For the complete documentation index, see llms.txt. Markdown versions of all pages are available by appending .md to any URL (e.g. /max/get-started.md).

Mojo function

msa_sm100_prefill_dispatch

def msa_sm100_prefill_dispatch[q_type: DType, KVType: MHAOperand, MaskType: MHAMask, output_type: DType, PartitionType: MHAPartitionScheme, //, config: MHAConfig[config.dtype], group: Int, ragged: Bool, _is_cache_length_accurate: Bool](output: DeviceBuffer[output_type], q_arg: DeviceBuffer[q_type], k: KVType, v: KVType, d_indices: UnsafePointer[Int32, MutAnyOrigin], indices_stride: Int, total_q: Int, mask: MaskType, valid_length: DeviceBuffer[DType.uint32], scale: Float32, kv_input_row_offsets: OptionalReg[TileTensor[DType.uint32, Layout[*?, *?], ImmutAnyOrigin]], partition: PartitionType, ctx: DeviceContext, kv_logical_pos: OptionalReg[UnsafePointer[Int32, MutAnyOrigin]] = None, q_positions: OptionalReg[UnsafePointer[Int32, MutAnyOrigin]] = None, valid_key: OptionalReg[UInt32] = None)

Per-token sparse MHA prefill for SM100.

One CTA per (query token, kv-head): the total_q query tokens are enumerated on grid.x through the _msa_sm100 body (StaticInt[1] tiles).
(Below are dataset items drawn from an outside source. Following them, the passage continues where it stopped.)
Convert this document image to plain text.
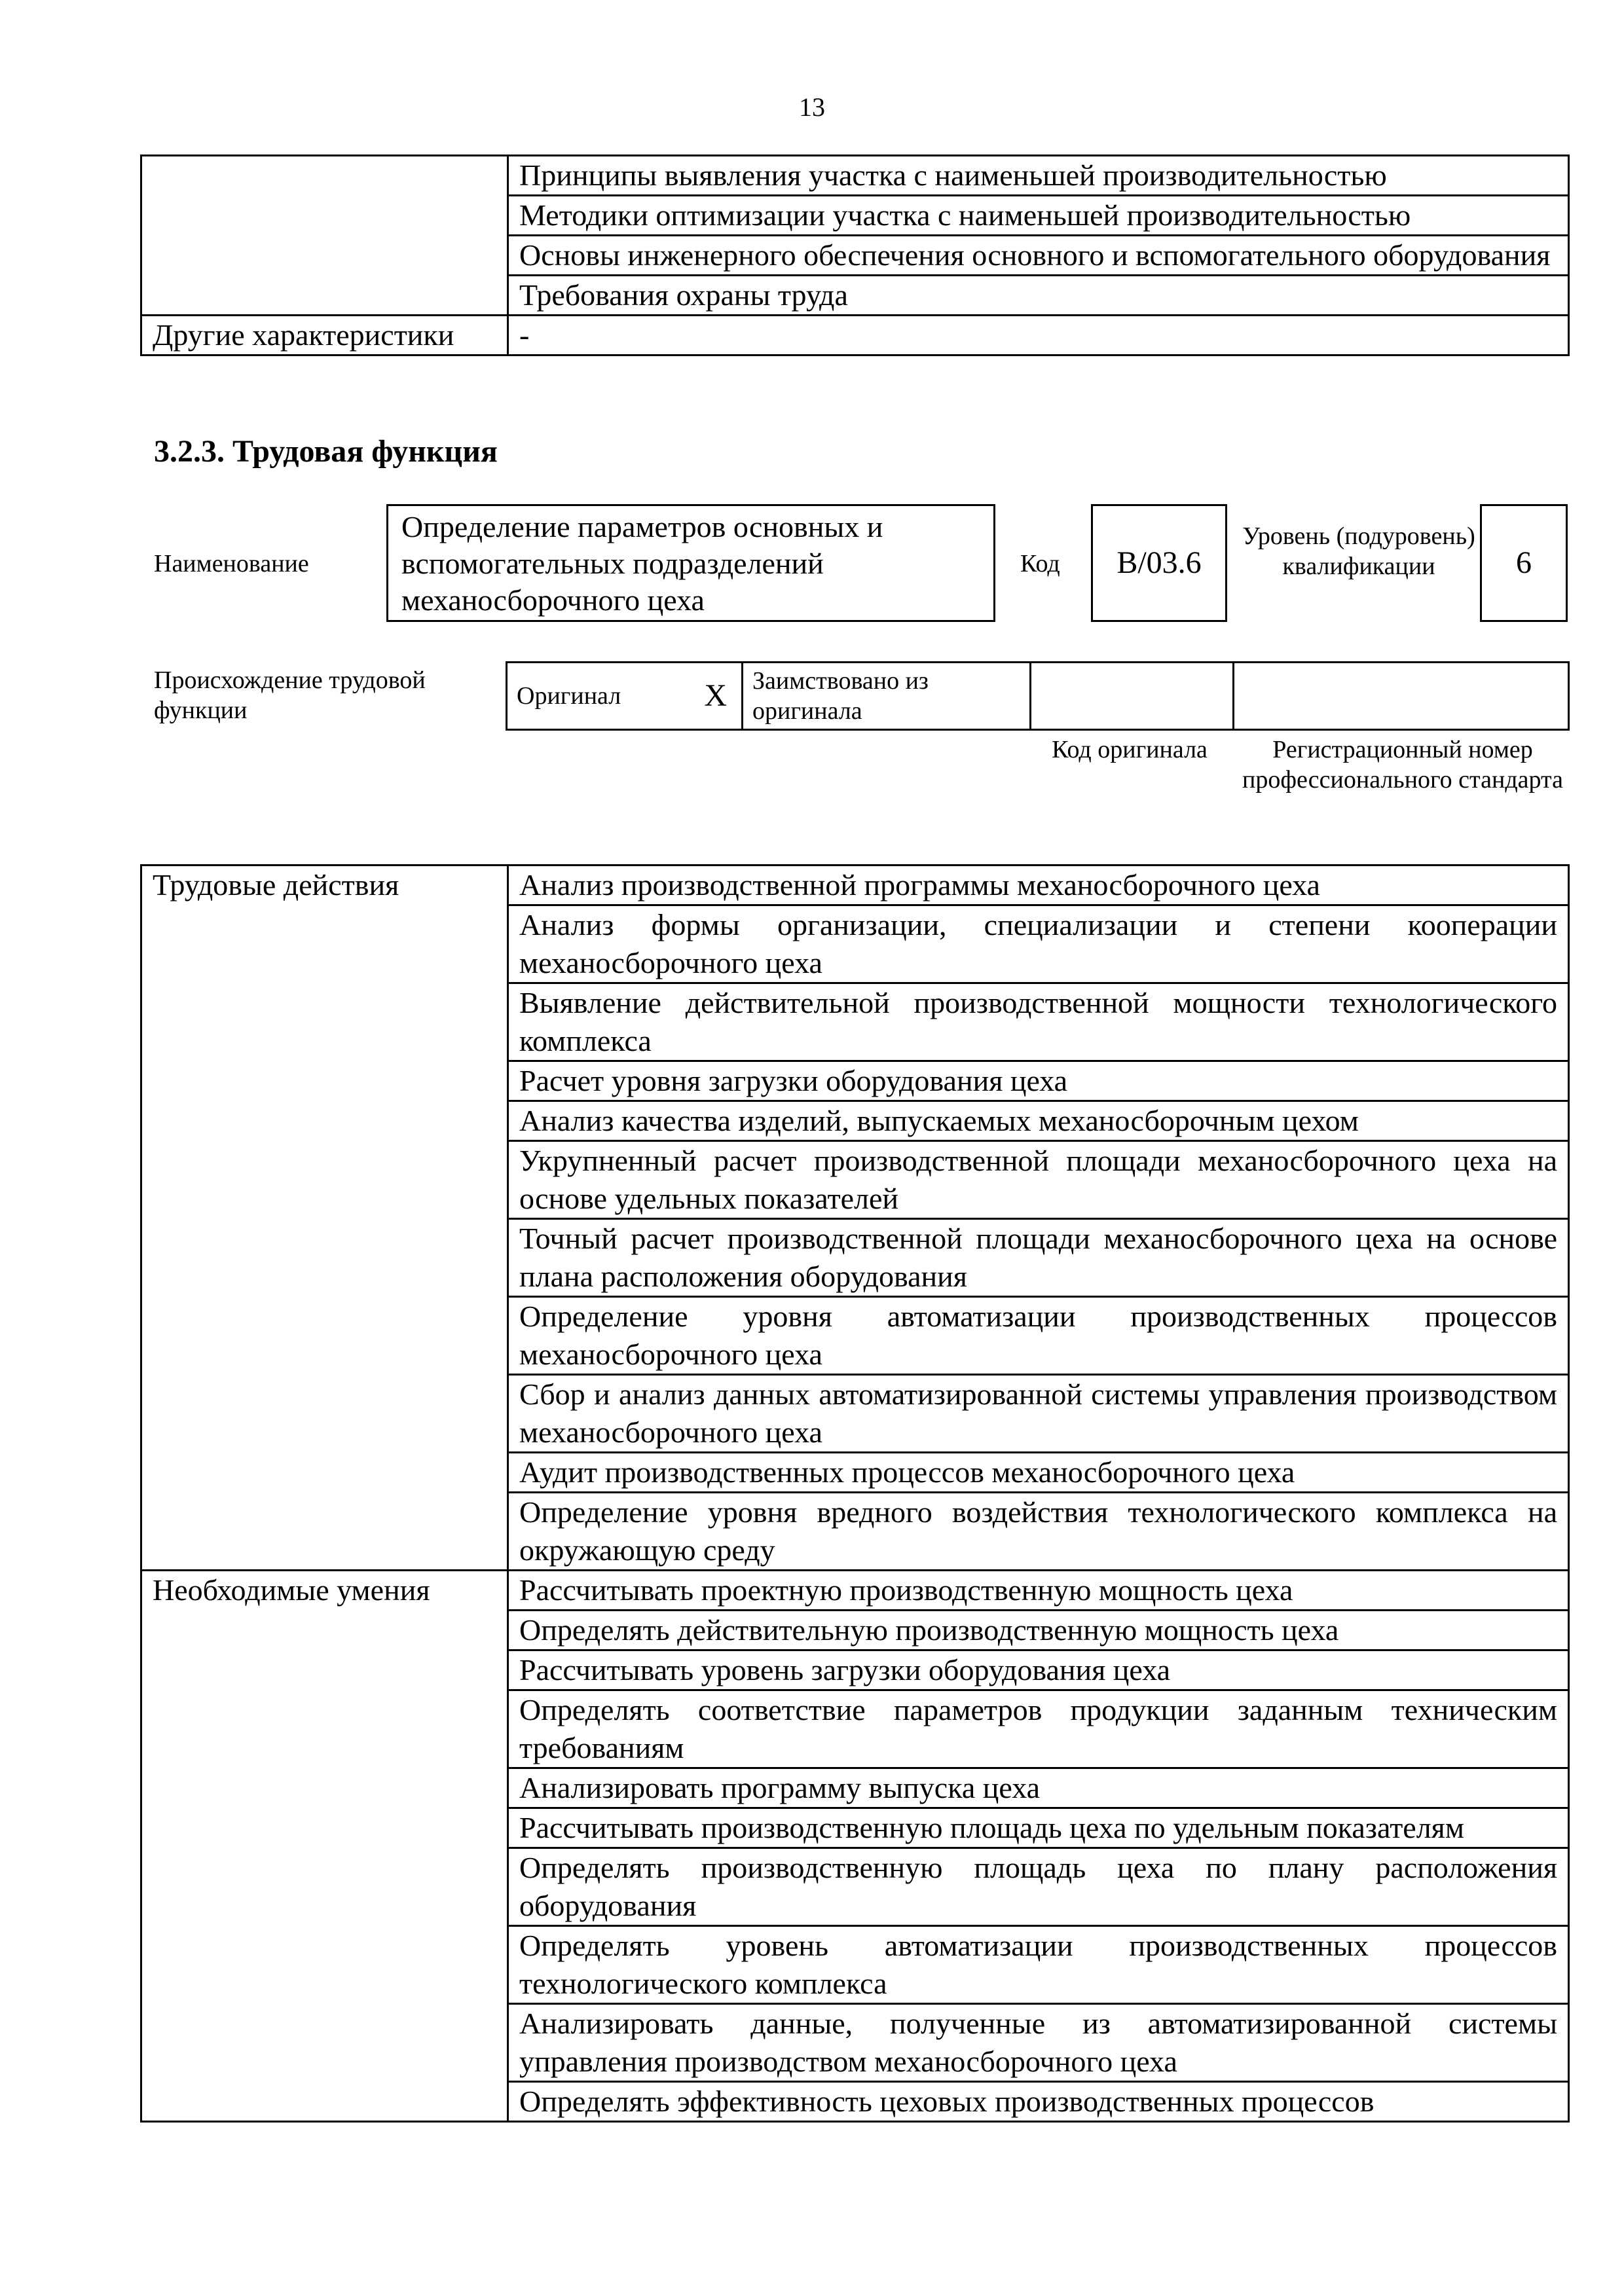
13
	Принципы выявления участка с наименьшей производительностью
	Методики оптимизации участка с наименьшей производительностью
	Основы инженерного обеспечения основного и вспомогательного оборудования
	Требования охраны труда
Другие характеристики	-
3.2.3. Трудовая функция
Наименование
Определение параметров основных и вспомогательных подразделений механосборочного цеха
Код	B/03.6
Уровень (подуровень) квалификации	6
Происхождение трудовой функции
Оригинал	X	Заимствовано из оригинала		
Код оригинала	Регистрационный номер профессионального стандарта
Трудовые действия	Анализ производственной программы механосборочного цеха
	Анализ формы организации, специализации и степени кооперации механосборочного цеха
	Выявление действительной производственной мощности технологического комплекса
	Расчет уровня загрузки оборудования цеха
	Анализ качества изделий, выпускаемых механосборочным цехом
	Укрупненный расчет производственной площади механосборочного цеха на основе удельных показателей
	Точный расчет производственной площади механосборочного цеха на основе плана расположения оборудования
	Определение уровня автоматизации производственных процессов механосборочного цеха
	Сбор и анализ данных автоматизированной системы управления производством механосборочного цеха
	Аудит производственных процессов механосборочного цеха
	Определение уровня вредного воздействия технологического комплекса на окружающую среду
Необходимые умения	Рассчитывать проектную производственную мощность цеха
	Определять действительную производственную мощность цеха
	Рассчитывать уровень загрузки оборудования цеха
	Определять соответствие параметров продукции заданным техническим требованиям
	Анализировать программу выпуска цеха
	Рассчитывать производственную площадь цеха по удельным показателям
	Определять производственную площадь цеха по плану расположения оборудования
	Определять уровень автоматизации производственных процессов технологического комплекса
	Анализировать данные, полученные из автоматизированной системы управления производством механосборочного цеха
	Определять эффективность цеховых производственных процессов
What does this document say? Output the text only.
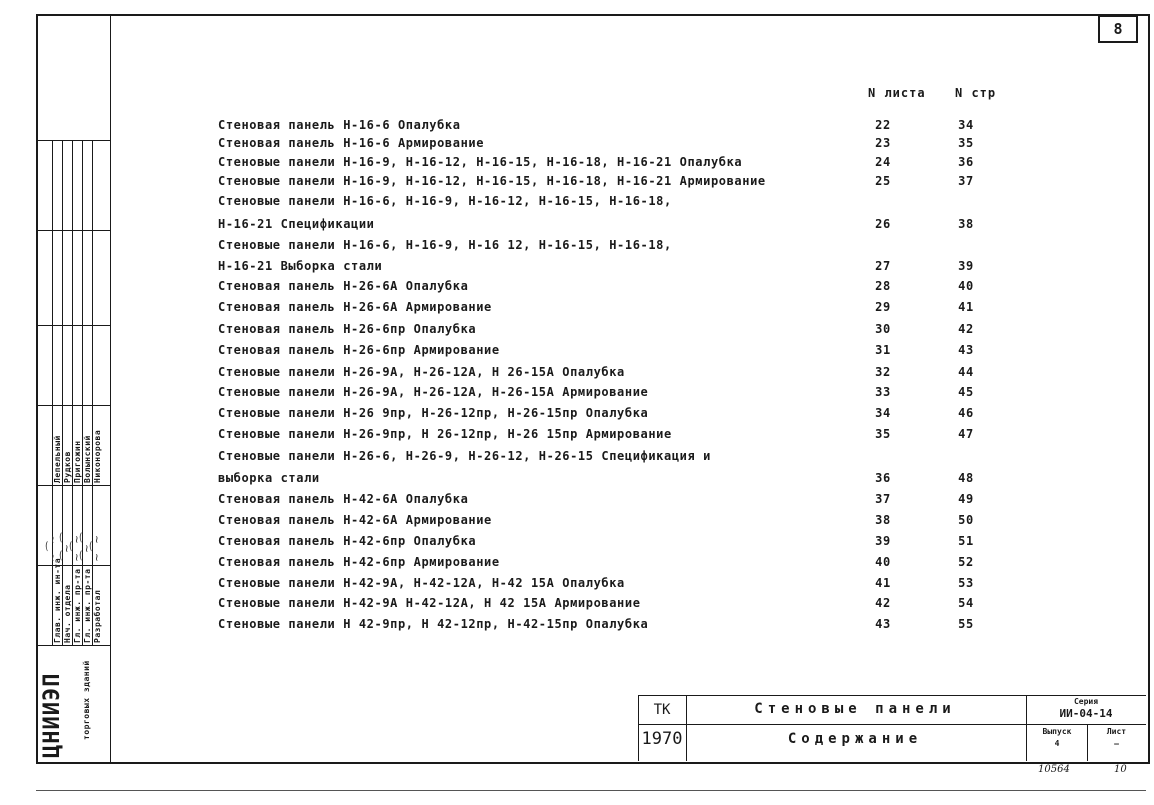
8
N листа N стр
Стеновая панель Н-16-6 Опалубка	22	34
Стеновая панель Н-16-6 Армирование	23	35
Стеновые панели Н-16-9, Н-16-12, Н-16-15, Н-16-18, Н-16-21 Опалубка	24	36
Стеновые панели Н-16-9, Н-16-12, Н-16-15, Н-16-18, Н-16-21 Армирование	25	37
Стеновые панели Н-16-6, Н-16-9, Н-16-12, Н-16-15, Н-16-18,
Н-16-21 Спецификации	26	38
Стеновые панели Н-16-6, Н-16-9, Н-16 12, Н-16-15, Н-16-18,
Н-16-21 Выборка стали	27	39
Стеновая панель Н-26-6А Опалубка	28	40
Стеновая панель Н-26-6А Армирование	29	41
Стеновая панель Н-26-6пр Опалубка	30	42
Стеновая панель Н-26-6пр Армирование	31	43
Стеновые панели Н-26-9А, Н-26-12А, Н 26-15А Опалубка	32	44
Стеновые панели Н-26-9А, Н-26-12А, Н-26-15А Армирование	33	45
Стеновые панели Н-26 9пр, Н-26-12пр, Н-26-15пр Опалубка	34	46
Стеновые панели Н-26-9пр, Н 26-12пр, Н-26 15пр Армирование	35	47
Стеновые панели Н-26-6, Н-26-9, Н-26-12, Н-26-15 Спецификация и
выборка стали	36	48
Стеновая панель Н-42-6А Опалубка	37	49
Стеновая панель Н-42-6А Армирование	38	50
Стеновая панель Н-42-6пр Опалубка	39	51
Стеновая панель Н-42-6пр Армирование	40	52
Стеновые панели Н-42-9А, Н-42-12А, Н-42 15А Опалубка	41	53
Стеновые панели Н-42-9А Н-42-12А, Н 42 15А Армирование	42	54
Стеновые панели Н 42-9пр, Н 42-12пр, Н-42-15пр Опалубка	43	55
Лепельный Рудков Пригожин Волынский Никонорова
~⁀~ ⁀~⁀
~⁀~
⁀~⁀
~⁀~
Глав. инж. ин-та Нач. отдела Гл. инж. пр-та Гл. инж. пр-та Разработал
ЦНИИЭП торговых зданий	ТК
1970
Стеновые панели
Содержание
Серия
ИИ-04-14
Выпуск
4
Лист
—
10564	10
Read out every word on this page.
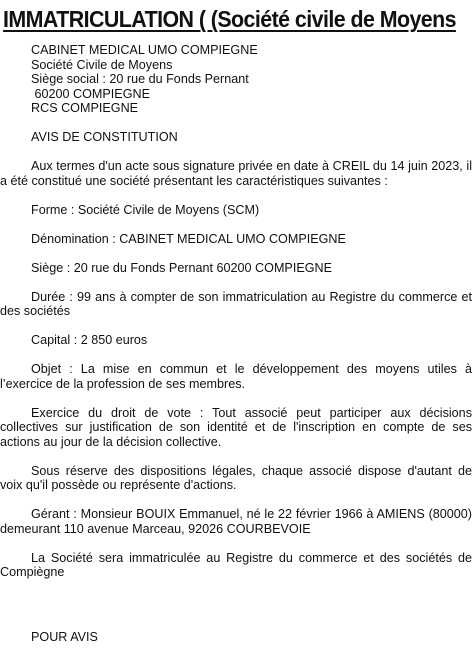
IMMATRICULATION ( (Société civile de Moyens

CABINET MEDICAL UMO COMPIEGNE

Société Civile de Moyens

Siège social : 20 rue du Fonds Pernant

60200 COMPIEGNE

RCS COMPIEGNE

AVIS DE CONSTITUTION

Aux termes d'un acte sous signature privée en date à CREIL du 14 juin 2023, il a été constitué une société présentant les caractéristiques suivantes :

Forme : Société Civile de Moyens (SCM)

Dénomination : CABINET MEDICAL UMO COMPIEGNE

Siège : 20 rue du Fonds Pernant 60200 COMPIEGNE

Durée : 99 ans à compter de son immatriculation au Registre du commerce et des sociétés

Capital : 2 850 euros

Objet : La mise en commun et le développement des moyens utiles à l’exercice de la profession de ses membres.

Exercice du droit de vote : Tout associé peut participer aux décisions collectives sur justification de son identité et de l'inscription en compte de ses actions au jour de la décision collective.

Sous réserve des dispositions légales, chaque associé dispose d'autant de voix qu'il possède ou représente d'actions.

Gérant : Monsieur BOUIX Emmanuel, né le 22 février 1966 à AMIENS (80000) demeurant 110 avenue Marceau, 92026 COURBEVOIE

La Société sera immatriculée au Registre du commerce et des sociétés de Compiègne

POUR AVIS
Each CTA reads its own index row from d_indices ([head_kv, total_q, topk]), keyed on the global query row. Causality is either baked into the indices (both causal inputs None) or applied in-kernel (pass kv_logical_pos / q_positions).

ragged is a host-packing concern only: each query row owns its own index row, so the kernel maps block_idx.x straight to the global row and never consults cu_seqlens (total_q rides grid.x, no 65535 grid.z cap). No split-K. BF16 only, fixed topk-blocks.